C++实现LeetCode(117.每个节点的右向指针之二)
[LeetCode] 117. Populating Next Right Pointers in Each Node II 每个节点的右向指针之二
Given a binary tree
struct Node {
int val;
Node *left;
Node *right;
Node *next;
}
Populate each next pointer to point to its next right node. If there is no next right node, the next pointer should be set to NULL.
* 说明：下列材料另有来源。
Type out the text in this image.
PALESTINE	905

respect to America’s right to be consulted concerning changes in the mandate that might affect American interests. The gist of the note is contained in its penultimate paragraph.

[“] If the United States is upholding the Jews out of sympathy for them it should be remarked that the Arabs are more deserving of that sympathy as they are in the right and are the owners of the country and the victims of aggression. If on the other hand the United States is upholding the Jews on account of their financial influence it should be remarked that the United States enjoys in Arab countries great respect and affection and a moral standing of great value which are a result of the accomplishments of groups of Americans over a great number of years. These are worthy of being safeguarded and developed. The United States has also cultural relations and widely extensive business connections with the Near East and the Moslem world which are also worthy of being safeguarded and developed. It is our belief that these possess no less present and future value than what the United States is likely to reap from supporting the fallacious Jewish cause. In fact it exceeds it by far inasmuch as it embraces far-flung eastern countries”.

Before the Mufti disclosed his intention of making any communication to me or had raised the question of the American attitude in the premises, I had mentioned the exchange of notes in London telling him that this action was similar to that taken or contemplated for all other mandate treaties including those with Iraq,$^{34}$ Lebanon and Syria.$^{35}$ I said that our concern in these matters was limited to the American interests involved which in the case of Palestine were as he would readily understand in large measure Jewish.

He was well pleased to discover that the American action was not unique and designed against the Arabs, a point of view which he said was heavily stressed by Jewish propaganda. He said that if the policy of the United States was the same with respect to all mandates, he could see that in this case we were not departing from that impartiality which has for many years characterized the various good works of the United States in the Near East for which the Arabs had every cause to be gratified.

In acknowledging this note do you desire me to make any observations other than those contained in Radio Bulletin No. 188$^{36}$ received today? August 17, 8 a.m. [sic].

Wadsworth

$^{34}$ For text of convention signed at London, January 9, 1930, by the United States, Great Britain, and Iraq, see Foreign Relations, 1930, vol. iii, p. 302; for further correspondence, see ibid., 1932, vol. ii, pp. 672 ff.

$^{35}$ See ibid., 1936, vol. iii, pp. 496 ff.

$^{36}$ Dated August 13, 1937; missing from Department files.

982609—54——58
Initially, all next pointers are set to NULL.
Follow up:
- You may only use constant extra space.
- Recursive approach is fine, you may assume implicit stack space does not count as extra space for this problem.
Example 1:
Input: root = [1,2,3,4,5,null,7]
Output: [1,#,2,3,#,4,5,7,#]
Explanation: Given the above binary tree (Figure A), your function should populate each next pointer to point to its next right node, just like in Figure B. The serialized output is in level order as connected by the next pointers, with '#' signifying the end of each level.
Constraints:
- The number of nodes in the given tree is less than 6000.
- -100 <= node.val <= 100
这道是之前那道 Populating Next Right Pointers in Each Node 的延续,原本的完全二叉树的条件不再满足,但是整体的思路还是很相似,仍然有递归和非递归的解法。我们先来看递归的解法,这里由于子树有可能残缺,故需要平行扫描父节点同层的节点,找到他们的左右子节点。代码如下:
解法一:
class Solution {
public:
Node* connect(Node* root) {
if (!root) return NULL;
Node *p = root->next;
while (p) {
if (p->left) {
p = p->left;
break;
}
if (p->right) {
p = p->right;
break;
}
p = p->next;
}
if (root->right) root->right->next = p;
if (root->left) root->left->next = root->right ? root->right : p;
connect(root->right);
connect(root->left);
return root;
}
};
对于非递归的方法,我惊喜的发现之前的方法直接就能用,完全不需要做任何修改,算法思路可参见之前的博客 Populating Next Right Pointers in Each Node,代码如下:
解法二:
class Solution {
public:
Node* connect(Node* root) {
if (!root) return NULL;
queue<Node*> q;
q.push(root);
while (!q.empty()) {
int len = q.size();
for (int i = 0; i < len; ++i) {
Node *t = q.front(); q.pop();
if (i < len - 1) t->next = q.front();
if (t->left) q.push(t->left);
if (t->right) q.push(t->right);
}
}
return root;
}
};
虽然以上的两种方法都能通过 OJ,但其实它们都不符合题目的要求,题目说只能使用 constant space,可是 OJ 却没有写专门检测 space 使用情况的 test,那么下面贴上 constant space 的解法,这个解法也是用的层序遍历,只不过没有使用 queue 了,我们建立一个 dummy 结点来指向每层的首结点的前一个结点,然后指针 cur 用来遍历这一层,这里实际上是遍历一层,然后连下一层的 next,首先从根结点开始,如果左子结点存在,那么 cur 的 next 连上左子结点,然后 cur 指向其 next 指针;如果 root 的右子结点存在,那么 cur 的 next 连上右子结点,然后 cur 指向其 next 指针。此时 root 的左右子结点都连上了,此时 root 向右平移一位,指向其 next 指针,如果此时 root 不存在了,说明当前层已经遍历完了,重置 cur 为 dummy 结点,root 此时为 dummy->next,即下一层的首结点,然后 dummy 的 next 指针清空,或者也可以将 cur 的 next 指针清空,因为前面已经将 cur 赋值为 dummy 了。那么现在想一想,为什么要清空?因为用 dummy 的目的就是要指到下一行的首结点的位置即 dummy->next,而一旦将 root 赋值为 dummy->next 了之后,这个 dummy 的使命就已经完成了,必须要断开,如果不断开的话,那么假设现在 root 是叶结点了,那么 while 循环还会执行,不会进入前两个 if,然后 root 右移赋空之后,会进入最后一个 if,之前没有断开 dummy->next 的话,那么 root 又指向之前的叶结点了,死循环诞生了,跪了。所以一定要记得清空哦。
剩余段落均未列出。